Russia's Central Bank cuts key rate to 15% amid oil crisis and slowing inflation
The Central Bank of Russia has lowered its key interest rate by 0.5 percentage points, bringing it down to 15%. This marks the seventh consecutive cut since mid-2025, as officials respond to slowing inflation and weaker demand. The decision comes amid global economic turbulence, including surging oil prices and financial market instability.
The rate reduction was announced on March 20, 2026, following months of declining price pressures. Public inflation expectations had eased slightly, dropping from 13.1% in February to 13.4% in March. Some policymakers had pushed for a larger 1% cut or even no change at all, but the majority favoured a moderate approach.
Global oil markets have faced severe disruption since early March, after Iran blockaded the Strait of Hormuz in retaliation for US and Israeli airstrikes. The crisis sent crude prices above $100 per barrel, caused shipping chaos with over 200 tankers stranded, and triggered sharp stock market falls—including a 4-4.5% drop in Germany's DAX index.

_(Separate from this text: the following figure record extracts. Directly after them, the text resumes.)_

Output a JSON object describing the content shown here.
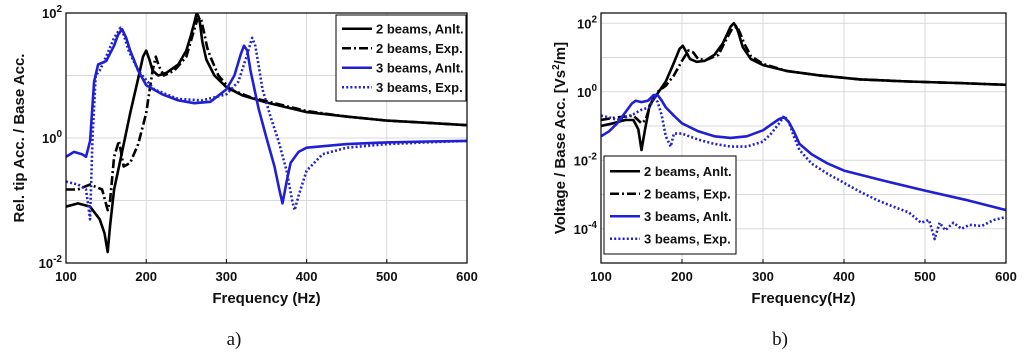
{
  "chart_data": [
    {
      "type": "line",
      "panel_label": "a)",
      "xlabel": "Frequency (Hz)",
      "ylabel": "Rel. tip  Acc. / Base Acc.",
      "xlim": [
        100,
        600
      ],
      "ylim_log": [
        -2,
        2
      ],
      "yscale": "log",
      "grid": true,
      "legend_position": "top-right",
      "xticks": [
        "100",
        "200",
        "300",
        "400",
        "500",
        "600"
      ],
      "yticks": [
        {
          "base": "10",
          "exp": "-2"
        },
        {
          "base": "10",
          "exp": "0"
        },
        {
          "base": "10",
          "exp": "2"
        }
      ],
      "series": [
        {
          "name": "2 beams, Anlt.",
          "color": "#000000",
          "style": "solid",
          "x": [
            100,
            115,
            130,
            142,
            148,
            152,
            155,
            160,
            170,
            180,
            190,
            196,
            200,
            204,
            208,
            215,
            225,
            240,
            250,
            256,
            260,
            263,
            265,
            267,
            270,
            275,
            285,
            300,
            320,
            350,
            400,
            450,
            500,
            550,
            600
          ],
          "y": [
            0.08,
            0.09,
            0.08,
            0.05,
            0.03,
            0.015,
            0.04,
            0.15,
            0.6,
            2.5,
            9,
            20,
            25,
            18,
            12,
            10,
            11,
            15,
            25,
            45,
            70,
            100,
            90,
            70,
            35,
            18,
            10,
            6.5,
            4.8,
            3.7,
            2.6,
            2.2,
            1.9,
            1.75,
            1.6
          ]
        },
        {
          "name": "2 beams, Exp.",
          "color": "#000000",
          "style": "dash-dot",
          "x": [
            100,
            115,
            130,
            145,
            152,
            155,
            160,
            166,
            172,
            180,
            190,
            200,
            208,
            212,
            216,
            222,
            235,
            250,
            258,
            264,
            268,
            272,
            276,
            280,
            290,
            305,
            330,
            360,
            400,
            450,
            500,
            550,
            600
          ],
          "y": [
            0.15,
            0.15,
            0.18,
            0.15,
            0.07,
            0.1,
            0.5,
            0.9,
            0.35,
            0.4,
            0.8,
            2.5,
            12,
            20,
            14,
            10,
            12,
            20,
            45,
            80,
            85,
            50,
            28,
            20,
            10,
            6,
            4.5,
            3.6,
            2.7,
            2.2,
            1.9,
            1.75,
            1.6
          ]
        },
        {
          "name": "3 beams, Anlt.",
          "color": "#1f1fd6",
          "style": "solid",
          "x": [
            100,
            110,
            120,
            125,
            130,
            135,
            140,
            150,
            160,
            165,
            170,
            175,
            180,
            190,
            200,
            220,
            240,
            260,
            280,
            300,
            310,
            318,
            322,
            326,
            330,
            340,
            350,
            360,
            366,
            370,
            375,
            380,
            390,
            400,
            450,
            500,
            550,
            600
          ],
          "y": [
            0.5,
            0.6,
            0.55,
            0.5,
            0.9,
            8,
            15,
            17,
            30,
            45,
            55,
            40,
            25,
            12,
            7,
            5,
            4,
            3.6,
            3.8,
            6,
            10,
            22,
            30,
            25,
            12,
            3,
            1,
            0.35,
            0.15,
            0.09,
            0.2,
            0.4,
            0.6,
            0.7,
            0.8,
            0.85,
            0.88,
            0.9
          ]
        },
        {
          "name": "3 beams, Exp.",
          "color": "#2222cc",
          "style": "dotted",
          "x": [
            100,
            115,
            125,
            130,
            133,
            137,
            142,
            150,
            160,
            168,
            172,
            178,
            190,
            210,
            240,
            270,
            300,
            315,
            325,
            332,
            336,
            340,
            345,
            355,
            365,
            375,
            382,
            385,
            390,
            400,
            420,
            450,
            500,
            550,
            600
          ],
          "y": [
            0.2,
            0.18,
            0.15,
            0.05,
            1,
            10,
            12,
            20,
            40,
            58,
            45,
            25,
            12,
            6,
            4.2,
            4,
            5,
            8,
            20,
            40,
            30,
            15,
            6,
            2.2,
            0.9,
            0.3,
            0.1,
            0.07,
            0.12,
            0.3,
            0.55,
            0.7,
            0.8,
            0.85,
            0.9
          ]
        }
      ]
    },
    {
      "type": "line",
      "panel_label": "b)",
      "xlabel": "Frequency(Hz)",
      "ylabel": "Voltage / Base Acc.  [Vs²/m]",
      "ylabel_main": "Voltage / Base Acc.  [Vs",
      "ylabel_sup": "2",
      "ylabel_tail": "/m]",
      "xlim": [
        100,
        600
      ],
      "ylim_log": [
        -5,
        2.3
      ],
      "yscale": "log",
      "grid": true,
      "legend_position": "bottom-left",
      "xticks": [
        "100",
        "200",
        "300",
        "400",
        "500",
        "600"
      ],
      "yticks": [
        {
          "base": "10",
          "exp": "-4"
        },
        {
          "base": "10",
          "exp": "-2"
        },
        {
          "base": "10",
          "exp": "0"
        },
        {
          "base": "10",
          "exp": "2"
        }
      ],
      "series": [
        {
          "name": "2 beams, Anlt.",
          "color": "#000000",
          "style": "solid",
          "x": [
            100,
            115,
            130,
            140,
            146,
            150,
            154,
            160,
            170,
            180,
            190,
            197,
            201,
            205,
            210,
            218,
            228,
            240,
            250,
            256,
            260,
            264,
            267,
            270,
            275,
            285,
            300,
            330,
            370,
            420,
            480,
            540,
            600
          ],
          "y": [
            0.1,
            0.12,
            0.15,
            0.15,
            0.08,
            0.02,
            0.07,
            0.4,
            0.9,
            2,
            7,
            18,
            22,
            15,
            9,
            7.5,
            8,
            12,
            25,
            50,
            80,
            100,
            80,
            50,
            20,
            9,
            6,
            4,
            3,
            2.3,
            2,
            1.8,
            1.6
          ]
        },
        {
          "name": "2 beams, Exp.",
          "color": "#000000",
          "style": "dash-dot",
          "x": [
            100,
            120,
            140,
            150,
            155,
            162,
            170,
            180,
            190,
            200,
            208,
            214,
            220,
            230,
            245,
            255,
            262,
            268,
            272,
            277,
            285,
            300,
            330,
            370,
            420,
            480,
            540,
            600
          ],
          "y": [
            0.15,
            0.18,
            0.2,
            0.12,
            0.15,
            0.5,
            1,
            1.5,
            3,
            8,
            16,
            14,
            9,
            8.5,
            12,
            35,
            70,
            80,
            50,
            25,
            11,
            6.5,
            4,
            3,
            2.3,
            2,
            1.8,
            1.6
          ]
        },
        {
          "name": "3 beams, Anlt.",
          "color": "#1f1fd6",
          "style": "solid",
          "x": [
            100,
            110,
            120,
            130,
            138,
            143,
            150,
            158,
            165,
            170,
            175,
            180,
            190,
            200,
            220,
            240,
            260,
            280,
            300,
            310,
            320,
            326,
            332,
            338,
            345,
            360,
            380,
            400,
            450,
            500,
            550,
            600
          ],
          "y": [
            0.05,
            0.07,
            0.12,
            0.25,
            0.45,
            0.55,
            0.5,
            0.55,
            0.8,
            0.8,
            0.55,
            0.35,
            0.2,
            0.12,
            0.07,
            0.05,
            0.045,
            0.05,
            0.075,
            0.11,
            0.16,
            0.18,
            0.13,
            0.07,
            0.03,
            0.015,
            0.008,
            0.005,
            0.0025,
            0.0013,
            0.0007,
            0.00035
          ]
        },
        {
          "name": "3 beams, Exp.",
          "color": "#2222cc",
          "style": "dotted",
          "x": [
            100,
            110,
            120,
            130,
            140,
            150,
            160,
            166,
            170,
            175,
            180,
            186,
            190,
            200,
            220,
            240,
            260,
            280,
            300,
            310,
            320,
            326,
            332,
            338,
            345,
            360,
            380,
            400,
            420,
            440,
            460,
            480,
            495,
            505,
            512,
            518,
            525,
            535,
            545,
            555,
            570,
            585,
            600
          ],
          "y": [
            0.2,
            0.18,
            0.15,
            0.18,
            0.22,
            0.3,
            0.35,
            0.7,
            0.5,
            0.2,
            0.05,
            0.025,
            0.06,
            0.06,
            0.04,
            0.03,
            0.025,
            0.025,
            0.035,
            0.06,
            0.12,
            0.2,
            0.13,
            0.05,
            0.02,
            0.008,
            0.004,
            0.0022,
            0.0012,
            0.0007,
            0.00045,
            0.0003,
            0.00015,
            0.00018,
            5e-05,
            0.00015,
            9e-05,
            0.00015,
            0.0001,
            0.00013,
            0.00012,
            0.00018,
            0.00022
          ]
        }
      ]
    }
  ]
}
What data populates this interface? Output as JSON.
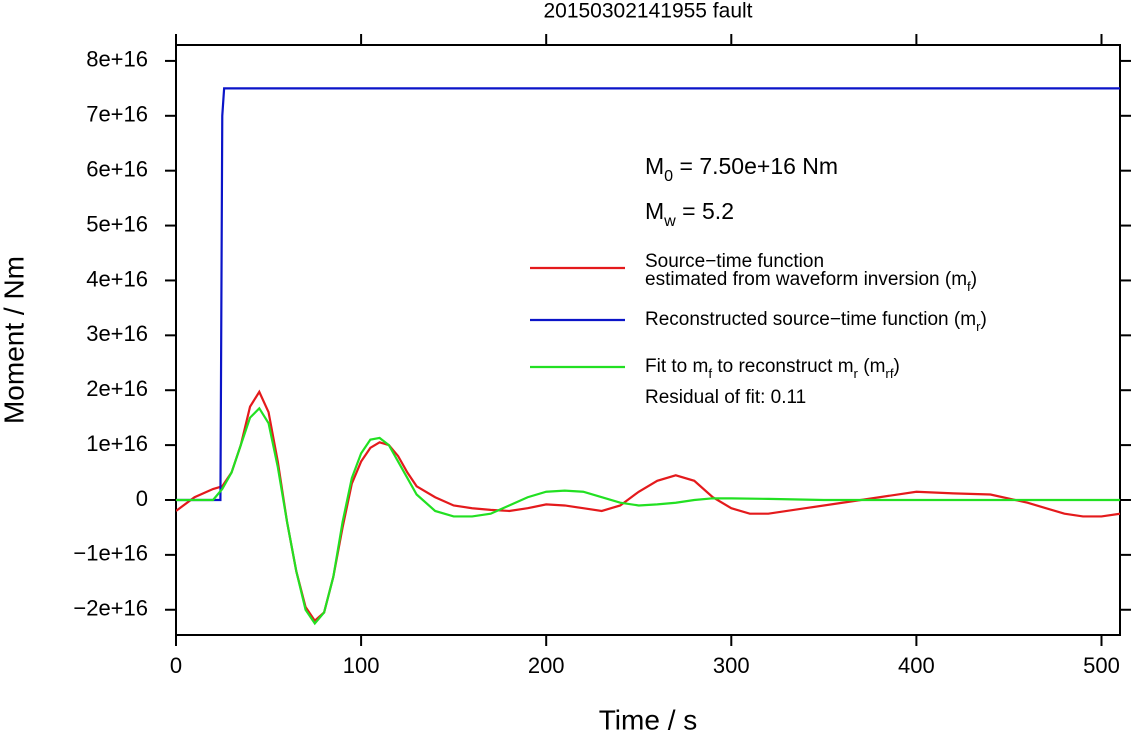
{
  "chart_data": {
    "type": "line",
    "title": "20150302141955 fault",
    "xlabel": "Time / s",
    "ylabel": "Moment / Nm",
    "xlim": [
      0,
      510
    ],
    "ylim": [
      -2.46e+16,
      8.29e+16
    ],
    "xticks": [
      0,
      100,
      200,
      300,
      400,
      500
    ],
    "yticks": [
      {
        "value": -2e+16,
        "label": "−2e+16"
      },
      {
        "value": -1e+16,
        "label": "−1e+16"
      },
      0,
      {
        "value": 1e+16,
        "label": "1e+16"
      },
      {
        "value": 2e+16,
        "label": "2e+16"
      },
      {
        "value": 3e+16,
        "label": "3e+16"
      },
      {
        "value": 4e+16,
        "label": "4e+16"
      },
      {
        "value": 5e+16,
        "label": "5e+16"
      },
      {
        "value": 6e+16,
        "label": "6e+16"
      },
      {
        "value": 7e+16,
        "label": "7e+16"
      },
      {
        "value": 8e+16,
        "label": "8e+16"
      }
    ],
    "series": [
      {
        "name": [
          [
            "Source−time function"
          ],
          [
            "estimated from waveform inversion (m",
            "f",
            ")"
          ]
        ],
        "color": "#e41a1c",
        "x": [
          0,
          10,
          20,
          25,
          30,
          35,
          40,
          45,
          50,
          55,
          60,
          65,
          70,
          75,
          80,
          85,
          90,
          95,
          100,
          105,
          110,
          115,
          120,
          125,
          130,
          140,
          150,
          160,
          170,
          180,
          190,
          200,
          210,
          220,
          230,
          240,
          250,
          260,
          270,
          280,
          290,
          300,
          310,
          320,
          340,
          360,
          380,
          400,
          420,
          440,
          460,
          480,
          490,
          500,
          510
        ],
        "values": [
          -2000000000000000.0,
          500000000000000.0,
          2000000000000000.0,
          2500000000000000.0,
          5000000000000000.0,
          1e+16,
          1.7e+16,
          1.97e+16,
          1.6e+16,
          7000000000000000.0,
          -4000000000000000.0,
          -1.3e+16,
          -1.95e+16,
          -2.2e+16,
          -2.05e+16,
          -1.4e+16,
          -5000000000000000.0,
          3000000000000000.0,
          7000000000000000.0,
          9500000000000000.0,
          1.05e+16,
          1e+16,
          8000000000000000.0,
          5000000000000000.0,
          2500000000000000.0,
          500000000000000.0,
          -1000000000000000.0,
          -1500000000000000.0,
          -1800000000000000.0,
          -2000000000000000.0,
          -1500000000000000.0,
          -800000000000000.0,
          -1000000000000000.0,
          -1500000000000000.0,
          -2000000000000000.0,
          -1000000000000000.0,
          1500000000000000.0,
          3500000000000000.0,
          4500000000000000.0,
          3500000000000000.0,
          500000000000000.0,
          -1500000000000000.0,
          -2500000000000000.0,
          -2500000000000000.0,
          -1500000000000000.0,
          -500000000000000.0,
          500000000000000.0,
          1500000000000000.0,
          1200000000000000.0,
          1000000000000000.0,
          -500000000000000.0,
          -2500000000000000.0,
          -3000000000000000.0,
          -3000000000000000.0,
          -2500000000000000.0
        ]
      },
      {
        "name": [
          [
            "Reconstructed source−time function (m",
            "r",
            ")"
          ]
        ],
        "color": "#0b14c8",
        "x": [
          0,
          24,
          25,
          26,
          510
        ],
        "values": [
          0,
          0,
          7e+16,
          7.5e+16,
          7.5e+16
        ]
      },
      {
        "name": [
          [
            "Fit to m",
            "f",
            " to reconstruct m",
            "r",
            " (m",
            "rf",
            ")"
          ]
        ],
        "color": "#22e022",
        "x": [
          0,
          20,
          25,
          30,
          35,
          40,
          45,
          50,
          55,
          60,
          65,
          70,
          75,
          80,
          85,
          90,
          95,
          100,
          105,
          110,
          115,
          120,
          130,
          140,
          150,
          160,
          170,
          180,
          190,
          200,
          210,
          220,
          230,
          240,
          250,
          260,
          270,
          280,
          290,
          300,
          320,
          350,
          400,
          510
        ],
        "values": [
          0,
          0,
          2000000000000000.0,
          5000000000000000.0,
          1e+16,
          1.5e+16,
          1.67e+16,
          1.4e+16,
          6000000000000000.0,
          -4000000000000000.0,
          -1.3e+16,
          -2e+16,
          -2.25e+16,
          -2.05e+16,
          -1.4e+16,
          -4000000000000000.0,
          4000000000000000.0,
          8500000000000000.0,
          1.1e+16,
          1.13e+16,
          1e+16,
          7000000000000000.0,
          1000000000000000.0,
          -2000000000000000.0,
          -3000000000000000.0,
          -3000000000000000.0,
          -2500000000000000.0,
          -1000000000000000.0,
          500000000000000.0,
          1500000000000000.0,
          1700000000000000.0,
          1500000000000000.0,
          500000000000000.0,
          -500000000000000.0,
          -1000000000000000.0,
          -800000000000000.0,
          -500000000000000.0,
          0,
          300000000000000.0,
          300000000000000.0,
          200000000000000.0,
          0,
          0,
          0
        ]
      }
    ],
    "annotations": [
      [
        "M",
        "0",
        " = 7.50e+16 Nm"
      ],
      [
        "M",
        "w",
        " = 5.2"
      ],
      [
        "Residual of fit: 0.11"
      ]
    ]
  }
}
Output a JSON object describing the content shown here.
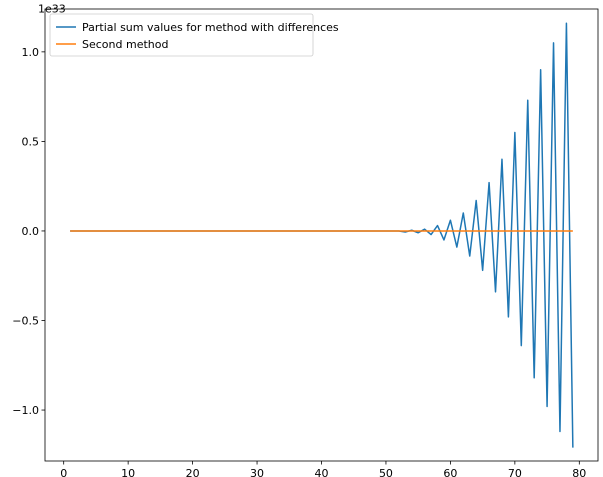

While Russian oil producers have not reported direct supply chain issues, the broader market tightness influenced the Central Bank's thinking.
Officials stressed that the ruble's volatility did not factor into the decision. However, they acknowledged that tighter fiscal policies could eventually require stricter monetary measures. The bank also signalled further easing in April, with another 0.5% or 1% cut possible. Yet, they cautioned that assessing the full impact of external shocks, like the oil crisis, on Russia's economy remains difficult.
The latest rate cut reflects a cautious approach to supporting growth while monitoring inflation risks. With global energy markets under strain and domestic demand cooling, the Central Bank is preparing for potential further adjustments. The next policy meeting in April will determine whether another reduction follows.